Ebbene, sul primo punto, le SU hanno concluso che la distinzione tra credito inesistente e credito non spettante ha, innanzitutto, carattere strutturale e trae il suo fondamento logico giuridico dal complessivo sistema ordinamentale tributario: l’una (“l’inesistenza”) ha un valore obiettivo, mentre l’altra (la “non spettanza”) ha un carattere dinamico ancorato al presupposto, antitetico, dell’esistenza del credito.

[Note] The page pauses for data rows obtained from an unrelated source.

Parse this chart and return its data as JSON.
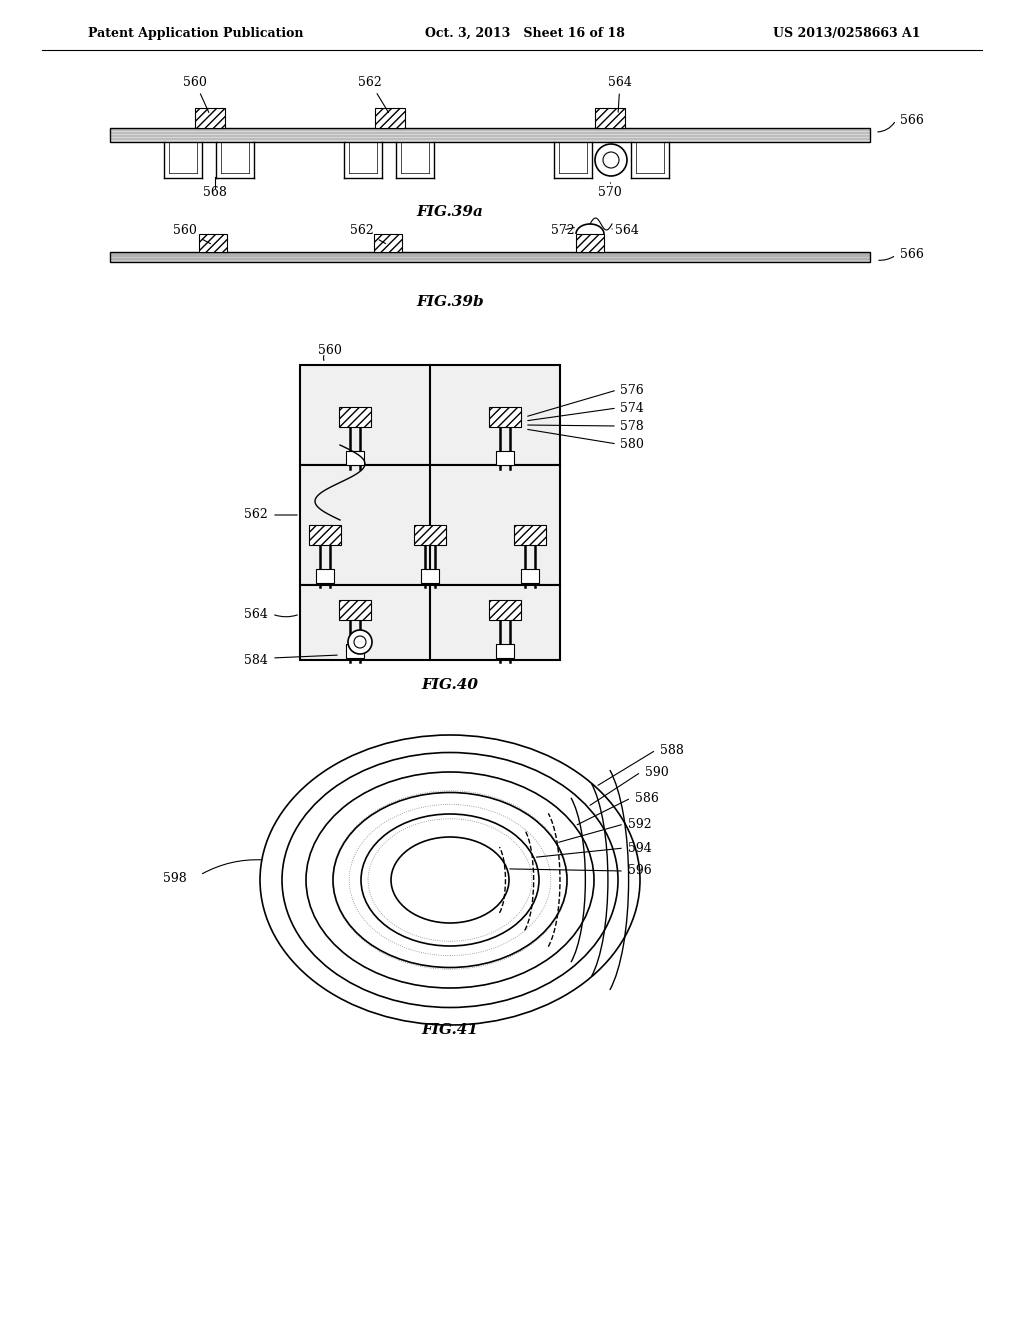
{
  "bg_color": "#ffffff",
  "header_left": "Patent Application Publication",
  "header_mid": "Oct. 3, 2013   Sheet 16 of 18",
  "header_right": "US 2013/0258663 A1",
  "fig39a_label": "FIG.39a",
  "fig39b_label": "FIG.39b",
  "fig40_label": "FIG.40",
  "fig41_label": "FIG.41"
}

Per quanto riguarda la seconda questione, gli Ermellini hanno richiamato il complessivo quadro normativo applicabile, evidenziando come dal medesimo emerga che, recepita positivamente la distinzione tra crediti inesistenti e crediti non spettanti, l’intervento del legislatore è stato mirato a fornire una disciplina specifica in caso di compensazioni con crediti inesistenti.

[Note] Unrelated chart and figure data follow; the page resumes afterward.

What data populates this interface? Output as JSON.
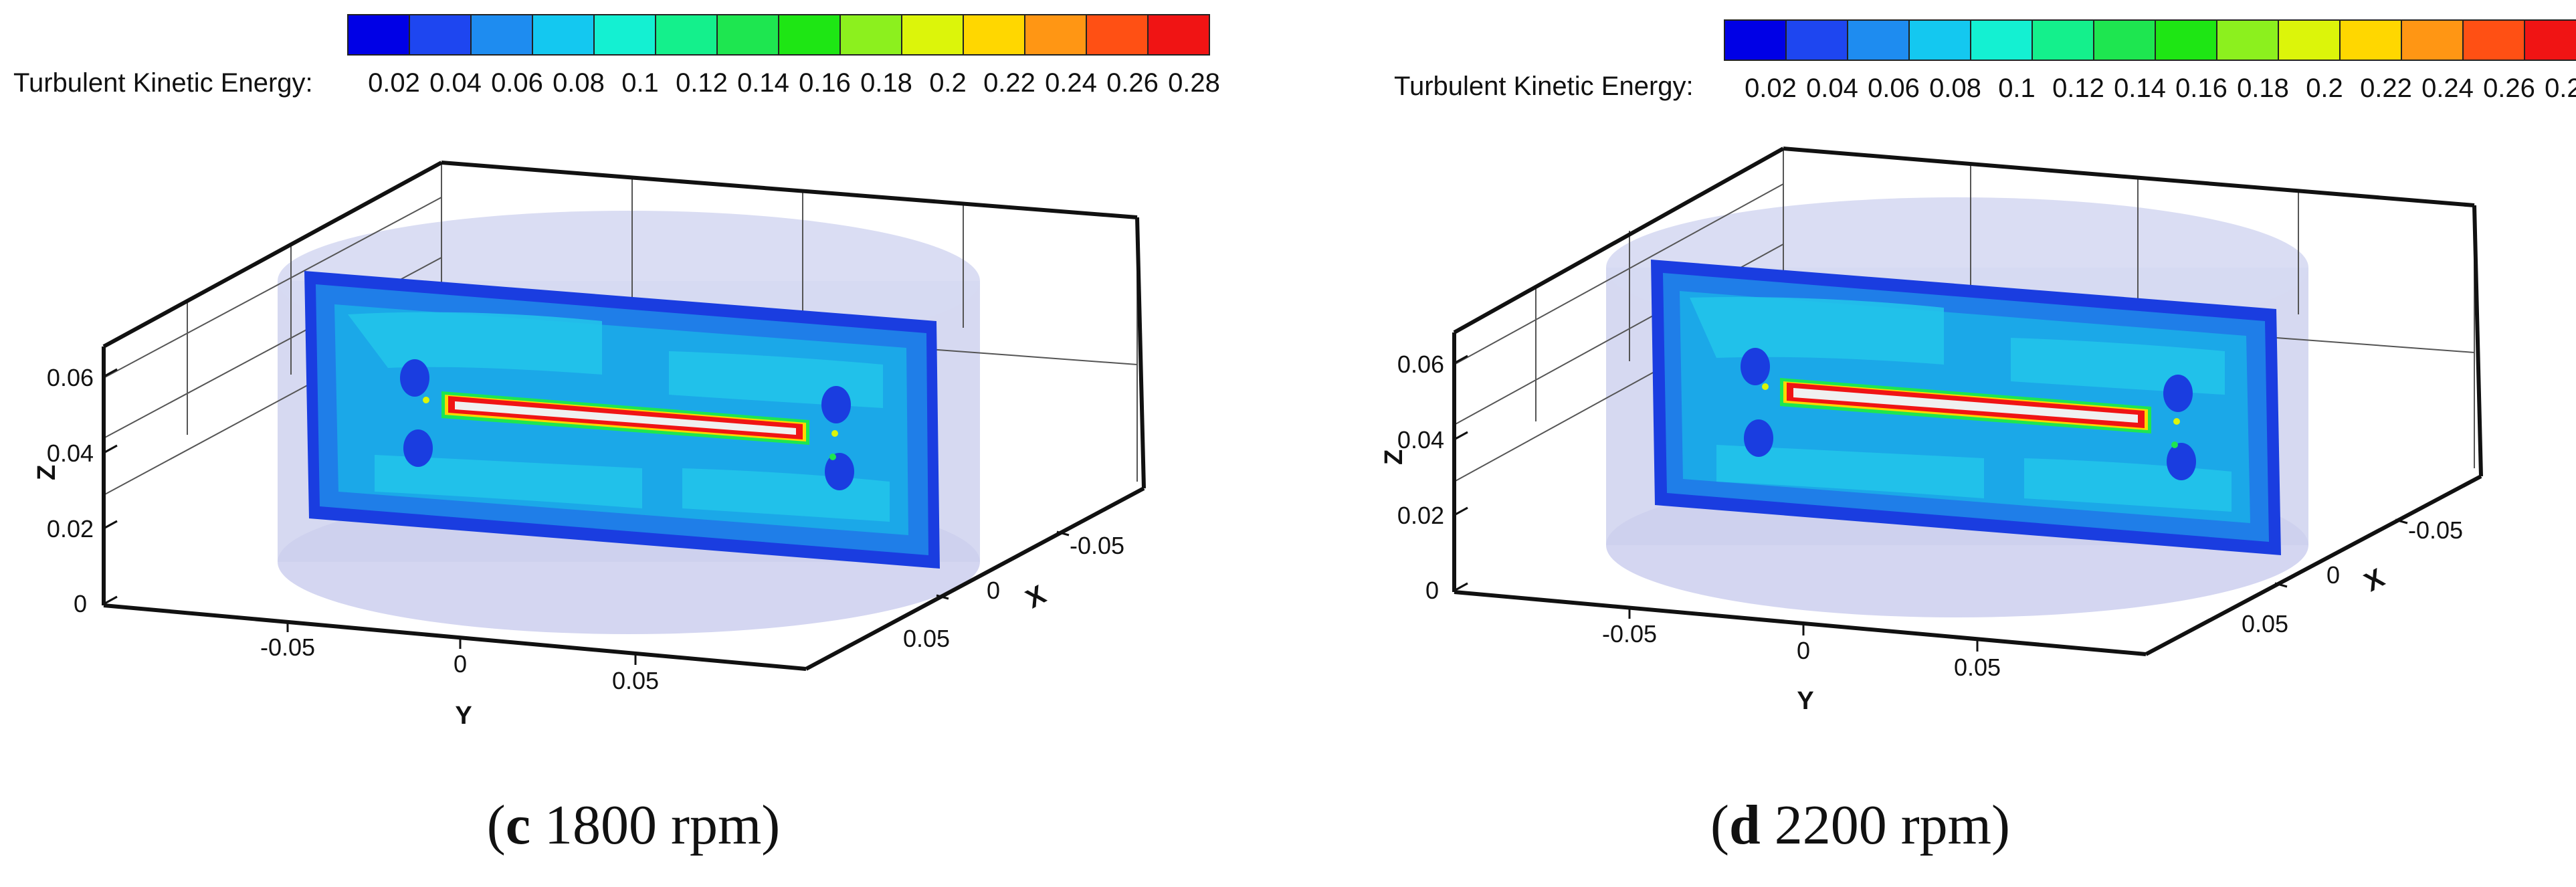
{
  "colorbar": {
    "label": "Turbulent Kinetic Energy:",
    "ticks": [
      "0.02",
      "0.04",
      "0.06",
      "0.08",
      "0.1",
      "0.12",
      "0.14",
      "0.16",
      "0.18",
      "0.2",
      "0.22",
      "0.24",
      "0.26",
      "0.28"
    ],
    "colors": [
      "#0000e6",
      "#1e46f0",
      "#1e8cf0",
      "#14c8f0",
      "#14f0d2",
      "#14f08c",
      "#1ee650",
      "#1ee614",
      "#8cf01e",
      "#dcf50a",
      "#ffd700",
      "#ff9614",
      "#ff5014",
      "#f01414"
    ]
  },
  "axes": {
    "z_label": "Z",
    "y_label": "Y",
    "x_label": "X",
    "z_ticks": [
      "0",
      "0.02",
      "0.04",
      "0.06"
    ],
    "y_ticks": [
      "-0.05",
      "0",
      "0.05"
    ],
    "x_ticks": [
      "-0.05",
      "0",
      "0.05"
    ]
  },
  "panels": [
    {
      "letter": "c",
      "caption_rest": " 1800 rpm"
    },
    {
      "letter": "d",
      "caption_rest": " 2200 rpm"
    }
  ]
}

Questo, in conclusione, il principio di diritto enunciato dalle Sezioni Unite:

"in tema di compensazione di crediti o eccedenze d’imposta da parte del contribuente, all’azione di accertamento dell’erario si applica il più lungo termine di otto anni, di cui all’art. 27, comma 16, Dl n. 185 del 2008, quando il credito utilizzato è inesistente, condizione che si realizza - alla luce anche dell’art. 13, comma 5, terzo periodo, D. Lgs. n. 471 del 1997, come modificato dal D. Lgs. n. 158 del 2015 – allorché ricorrano congiuntamente i seguenti requisiti:

a) il credito, in tutto o in parte, è il risultato di una artificiosa rappresentazione ovvero è carente dei presupposti costitutivi previsti dalla legge ovvero, pur sorto, è già estinto al momento del suo utilizzo;

b) l’inesistenza non è riscontrabile 31 di 39 mediante i controlli di cui agli artt. 36-bis e 36-ter DPR n. 600 del 1973 e all’art. 54-bis DPR n. 633 del 1972; ove sussista il primo requisito ma l’inesistenza sia riscontrabile in sede di controllo formale o automatizzato, la compensazione indebita riguarda crediti non spettanti e si applicano i termini ordinari per l’attività di accertamento".